If the Church is to carry out its mission, “for all men”, it must first be the church. It must first be the community of reconciliation which it proclaims. And so the first petition for the church itself, is that God would “inspire continually the Universal Church with the spirit of truth, unity, and concord: And grant, that all they who do confess thy holy Name may agree in the truth of thy holy Word, and live in unity, and godly love”. For the Church to carry out its mission, its first priority must be unity in truth and love: not truth at the expense of love; not love at the expense of truth, but the unity that arises from truth and love. Whatever one thinks of the ACNA, they are right to proclaim: “no compromise of truth, no limitation of love”.

What happens when the claims of truth trump the claims of love? harsh, legalistic judgmentalism. What happens when the claims of love trump the claims of truth? sentimental enabling of destructive passions. It’s only in the context of love that the claims of truth can be truly made, and actually heard; it is only in the context of truth, that love wills the actual good of the beloved. But where truth is spoken in love, and only where truth is spoken in love, genuine reconciliation, genuine unity can emerge.

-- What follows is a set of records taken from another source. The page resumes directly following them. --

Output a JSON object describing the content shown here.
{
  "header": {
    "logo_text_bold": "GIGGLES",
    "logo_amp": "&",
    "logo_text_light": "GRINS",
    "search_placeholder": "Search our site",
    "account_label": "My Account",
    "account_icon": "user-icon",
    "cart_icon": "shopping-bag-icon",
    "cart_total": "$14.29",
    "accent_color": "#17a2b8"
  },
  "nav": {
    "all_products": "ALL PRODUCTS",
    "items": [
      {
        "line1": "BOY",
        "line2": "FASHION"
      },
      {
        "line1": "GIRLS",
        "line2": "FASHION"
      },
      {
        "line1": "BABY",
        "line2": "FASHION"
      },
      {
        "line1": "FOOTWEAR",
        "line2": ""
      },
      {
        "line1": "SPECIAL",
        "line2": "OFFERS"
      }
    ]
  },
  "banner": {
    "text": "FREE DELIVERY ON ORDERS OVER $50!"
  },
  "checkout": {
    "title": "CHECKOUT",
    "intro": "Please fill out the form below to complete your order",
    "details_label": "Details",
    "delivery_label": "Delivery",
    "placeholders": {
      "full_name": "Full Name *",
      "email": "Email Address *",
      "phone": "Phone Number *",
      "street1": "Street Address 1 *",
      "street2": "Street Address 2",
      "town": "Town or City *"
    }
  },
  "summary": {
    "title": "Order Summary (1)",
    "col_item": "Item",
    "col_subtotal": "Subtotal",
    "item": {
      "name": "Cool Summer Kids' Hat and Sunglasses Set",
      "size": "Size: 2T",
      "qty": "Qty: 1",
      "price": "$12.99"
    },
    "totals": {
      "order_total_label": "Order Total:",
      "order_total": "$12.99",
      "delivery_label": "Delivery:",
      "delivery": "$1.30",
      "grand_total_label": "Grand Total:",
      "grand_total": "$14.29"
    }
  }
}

Such unity in truth and love is hard. But if we believe the gospel, then we know we are much worse than we like to believe, and we are more loved than we dare think possible. God keeps on loving us, despite all our flaws, but he calls us to repentance. In that faith we are able to face the truth about ourselves, in the confidence of an unconditional love–and in that truth and love, we can repent, and be changed. Unity – unity with God, unity with other believers, unity in truth and love, is the gift of Christ to those who repent and believe the gospel, a gift of the Spirit, who inspires (breathes into) the body of Christ the quickening “spirit of truth, unity, and concord”. What the Spirit has given us, is ours to maintain “with all lowliness and meekness, with long-suffering, forbearing one another in love” (Ephesians 1:1-3). Once again, the later intercession read at daily Prayer develops the thought: “we pray for the good estate of the Catholic Church; that it may be so guided and governed by thy good Spirit, that all who profess and call themselves Christians may be led into the way of truth, and hold the faith in unity of spirit, in the bond of peace, and in righteousness of life.”

If we have believed the gospel, if our faith and hope finds expression in this prayer, we would be ready to speak the truth in love to one another, and we would be ready to listen for that truth, even when it comes to us from our most severe critics. We would have a model for community that might make the world envious. In my experience (including myself in that category) Christians are not particularly good at this. So we might linger a little over this first paragraph in the Prayer for the Church, and ponder where God might be showing us a way for us to walk in.
 
Thou, who at thy first Eucharist didst pray
That all thy Church might be for ever one,
Grant us at every Eucharist to say
With longing heart and soul, Thy will be done.
O may we all one bread, one body be,
Through this blest sacrament of unity.

For all thy Church, O Lord, we intercede;
Make thou our sad divisions soon to cease;
Draw us the nearer each to each, we plead,
by drawing all to thee, O Prince of Peace;
Thus may we all one bread, one body be,
Through this blest sacrament of unity.